By that I mean: it’s Senegal’s Senegal. The place where weird things happen and are completely commonplace. Where goats are tied onto a 7-place by the baker’s dozen (which by the way included a bike and 4 large bags of stuff). Where evil hoards of evil goats roam the streets eating garbage. Where dogs and cats (and goats) all eat together from the same bowl of ceebujen in harmony! (Gasp!!!). Check your common sense at the door folks because we don’t need none of that newfangled reason here. We got our goats and that does us just fine thank you very much. That sort of place.

It’s run by a guy from the Canary Islands with three teeth and a named of Fransisco. He speaks a mélange of French, Spanish, English, and Wolof, alternating between the four as he sees fit and whenever he chooses. But he is the friendliest guy we met on our trip, almost to the point where it was ennerving: “No gracias Fransisco, the four baskets of bread we have on our table are more than enough. But thank you, merci beaucoup.” And “well, if they don’t have poisson at the market tonight then yeah I guess you can kill a chicken for us. But only do what’s most convenient for you.” (notes: these are actual conversations, not made up I promise; and killing a chicken would have been most convenient – but c’est ca l’Afrique eh?).

The place itself resembled a village in a dusty western – it had its good, it had its bad, and it had its ugly. We (or rather I) decided to pay homage to these Westerns in a series of photographs I have just titled “homage to these westerns.” You can find those over there ------> (though without the title…I still haven’t figured out how to sub-title an album and probably never will).

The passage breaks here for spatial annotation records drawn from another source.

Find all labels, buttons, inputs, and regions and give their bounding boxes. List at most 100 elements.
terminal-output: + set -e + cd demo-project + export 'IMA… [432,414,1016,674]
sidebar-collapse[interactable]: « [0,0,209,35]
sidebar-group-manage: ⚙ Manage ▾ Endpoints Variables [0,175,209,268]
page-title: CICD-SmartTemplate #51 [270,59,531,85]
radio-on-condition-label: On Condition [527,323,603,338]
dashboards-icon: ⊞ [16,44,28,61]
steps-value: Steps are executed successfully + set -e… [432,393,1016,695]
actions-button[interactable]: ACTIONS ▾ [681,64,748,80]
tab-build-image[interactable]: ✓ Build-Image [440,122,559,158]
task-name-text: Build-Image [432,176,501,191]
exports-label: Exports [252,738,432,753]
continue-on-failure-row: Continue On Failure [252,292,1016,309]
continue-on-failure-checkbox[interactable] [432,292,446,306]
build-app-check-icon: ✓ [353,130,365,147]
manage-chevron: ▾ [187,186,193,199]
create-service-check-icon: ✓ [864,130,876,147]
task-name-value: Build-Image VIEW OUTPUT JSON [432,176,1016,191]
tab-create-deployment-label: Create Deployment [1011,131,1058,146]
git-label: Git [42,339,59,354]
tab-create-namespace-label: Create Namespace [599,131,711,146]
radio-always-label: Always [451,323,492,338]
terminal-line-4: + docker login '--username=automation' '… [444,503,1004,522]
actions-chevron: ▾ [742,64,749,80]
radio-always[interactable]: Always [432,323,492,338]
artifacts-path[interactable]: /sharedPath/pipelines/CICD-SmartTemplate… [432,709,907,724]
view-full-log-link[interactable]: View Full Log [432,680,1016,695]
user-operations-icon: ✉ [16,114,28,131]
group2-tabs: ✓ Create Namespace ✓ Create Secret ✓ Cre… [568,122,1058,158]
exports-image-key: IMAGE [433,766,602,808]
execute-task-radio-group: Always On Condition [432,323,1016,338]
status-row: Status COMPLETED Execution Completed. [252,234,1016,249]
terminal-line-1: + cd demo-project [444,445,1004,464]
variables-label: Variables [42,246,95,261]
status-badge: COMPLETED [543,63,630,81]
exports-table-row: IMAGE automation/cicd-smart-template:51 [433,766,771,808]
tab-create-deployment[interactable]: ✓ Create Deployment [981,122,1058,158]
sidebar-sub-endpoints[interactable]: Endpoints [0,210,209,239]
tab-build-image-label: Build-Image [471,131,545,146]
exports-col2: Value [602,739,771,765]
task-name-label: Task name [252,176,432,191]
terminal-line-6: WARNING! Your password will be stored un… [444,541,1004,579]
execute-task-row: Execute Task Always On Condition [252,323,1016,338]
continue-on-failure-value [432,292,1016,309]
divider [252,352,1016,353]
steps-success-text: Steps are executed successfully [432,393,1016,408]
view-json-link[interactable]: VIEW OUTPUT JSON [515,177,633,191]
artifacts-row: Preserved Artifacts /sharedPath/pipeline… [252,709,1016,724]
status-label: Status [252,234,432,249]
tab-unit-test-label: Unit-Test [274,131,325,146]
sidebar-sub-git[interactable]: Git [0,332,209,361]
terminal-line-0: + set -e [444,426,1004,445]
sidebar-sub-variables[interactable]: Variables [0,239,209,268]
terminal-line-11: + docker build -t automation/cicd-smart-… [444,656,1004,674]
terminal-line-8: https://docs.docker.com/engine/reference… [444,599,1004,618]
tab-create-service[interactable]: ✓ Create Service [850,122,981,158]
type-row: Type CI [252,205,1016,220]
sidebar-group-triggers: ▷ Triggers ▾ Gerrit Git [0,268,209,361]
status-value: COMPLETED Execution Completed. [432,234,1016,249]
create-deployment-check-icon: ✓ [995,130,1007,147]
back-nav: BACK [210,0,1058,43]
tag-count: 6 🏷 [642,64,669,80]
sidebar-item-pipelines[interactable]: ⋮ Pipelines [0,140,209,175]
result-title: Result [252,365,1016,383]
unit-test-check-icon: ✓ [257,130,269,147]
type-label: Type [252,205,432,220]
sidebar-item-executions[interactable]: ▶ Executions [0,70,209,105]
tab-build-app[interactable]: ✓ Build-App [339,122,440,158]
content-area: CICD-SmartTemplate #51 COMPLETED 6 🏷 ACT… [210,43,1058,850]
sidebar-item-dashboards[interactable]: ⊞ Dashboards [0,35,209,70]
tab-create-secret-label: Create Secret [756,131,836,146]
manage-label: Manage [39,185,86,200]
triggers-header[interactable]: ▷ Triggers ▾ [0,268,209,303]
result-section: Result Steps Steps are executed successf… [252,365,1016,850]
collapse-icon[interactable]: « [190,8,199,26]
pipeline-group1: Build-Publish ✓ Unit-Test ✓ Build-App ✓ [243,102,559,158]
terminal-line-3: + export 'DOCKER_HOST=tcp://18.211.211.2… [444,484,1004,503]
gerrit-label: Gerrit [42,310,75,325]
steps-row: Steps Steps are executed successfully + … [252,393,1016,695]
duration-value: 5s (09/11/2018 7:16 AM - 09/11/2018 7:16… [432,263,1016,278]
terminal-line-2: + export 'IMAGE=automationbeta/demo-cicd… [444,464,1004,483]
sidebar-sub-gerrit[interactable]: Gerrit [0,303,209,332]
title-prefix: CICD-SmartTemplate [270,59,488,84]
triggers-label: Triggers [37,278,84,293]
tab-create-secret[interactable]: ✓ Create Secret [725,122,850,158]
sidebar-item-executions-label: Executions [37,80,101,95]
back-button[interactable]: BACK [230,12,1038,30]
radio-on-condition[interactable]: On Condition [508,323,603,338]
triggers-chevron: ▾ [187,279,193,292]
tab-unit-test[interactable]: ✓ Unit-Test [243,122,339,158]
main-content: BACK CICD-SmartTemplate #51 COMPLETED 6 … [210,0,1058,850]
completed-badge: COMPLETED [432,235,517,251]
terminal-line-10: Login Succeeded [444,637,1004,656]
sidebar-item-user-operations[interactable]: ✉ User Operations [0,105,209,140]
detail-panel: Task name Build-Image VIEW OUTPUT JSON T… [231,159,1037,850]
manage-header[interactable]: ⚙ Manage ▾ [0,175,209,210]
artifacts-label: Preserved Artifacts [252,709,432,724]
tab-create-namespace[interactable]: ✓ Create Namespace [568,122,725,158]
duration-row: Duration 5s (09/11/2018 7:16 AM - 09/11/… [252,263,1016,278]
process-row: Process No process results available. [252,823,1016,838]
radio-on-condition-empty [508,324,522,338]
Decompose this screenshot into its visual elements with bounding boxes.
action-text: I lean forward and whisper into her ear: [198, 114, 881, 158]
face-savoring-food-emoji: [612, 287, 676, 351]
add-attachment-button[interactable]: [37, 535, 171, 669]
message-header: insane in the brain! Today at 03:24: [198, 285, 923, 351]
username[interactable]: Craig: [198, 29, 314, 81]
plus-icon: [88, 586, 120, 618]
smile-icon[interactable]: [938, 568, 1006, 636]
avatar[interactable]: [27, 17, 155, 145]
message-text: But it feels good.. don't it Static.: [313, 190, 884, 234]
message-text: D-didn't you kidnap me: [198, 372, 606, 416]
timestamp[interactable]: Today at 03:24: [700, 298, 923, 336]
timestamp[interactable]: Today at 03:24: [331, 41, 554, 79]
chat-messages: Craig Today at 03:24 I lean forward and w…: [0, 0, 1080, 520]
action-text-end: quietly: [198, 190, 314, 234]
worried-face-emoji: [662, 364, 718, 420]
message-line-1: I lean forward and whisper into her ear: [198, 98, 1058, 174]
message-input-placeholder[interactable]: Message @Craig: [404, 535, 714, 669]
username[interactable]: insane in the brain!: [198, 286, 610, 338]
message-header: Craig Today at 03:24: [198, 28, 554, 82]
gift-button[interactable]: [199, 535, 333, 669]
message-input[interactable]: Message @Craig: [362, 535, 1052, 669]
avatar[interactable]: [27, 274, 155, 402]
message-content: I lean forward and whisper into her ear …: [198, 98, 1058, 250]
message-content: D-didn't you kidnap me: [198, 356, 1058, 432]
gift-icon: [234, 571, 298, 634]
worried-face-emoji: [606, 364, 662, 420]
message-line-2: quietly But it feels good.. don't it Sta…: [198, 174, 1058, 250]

This is an actual photo of an actual map from the Campement de Espana to the Gare routiere in Foundiougne drawn by Francisco. Note the absolute lack of labels, or even direction. In fact, if we were to follow this map, we would have ended up going the exact opposite direction of where we wanted to go. But then again maybe he’s just crazy like Leonardo Da Vinci. (yes, I kept the map, my Handy-Dandy Notebook is starting to become a sort of carry-all for anything and everything that I feel goes in there, maps, factures, bus tickets, anything interesting is either getting written or shoved in the Handy-Dandy Notebook)

I know this can all seem rather harsh, so I would like to say that Francisco was the kindest, most generous, and easy-goingest proprietor I’ve had to deal with and I would feel personally insulted if anyone who went to Foundiougne didn’t stay at his place. If you’re in the area, go to the Campement de Espana. On top of all this, it’s the cheapest place in town.

And that, as they say, is the end of the line. The final countdown. The ultimate sacrifice. The 1000th mile. The moon.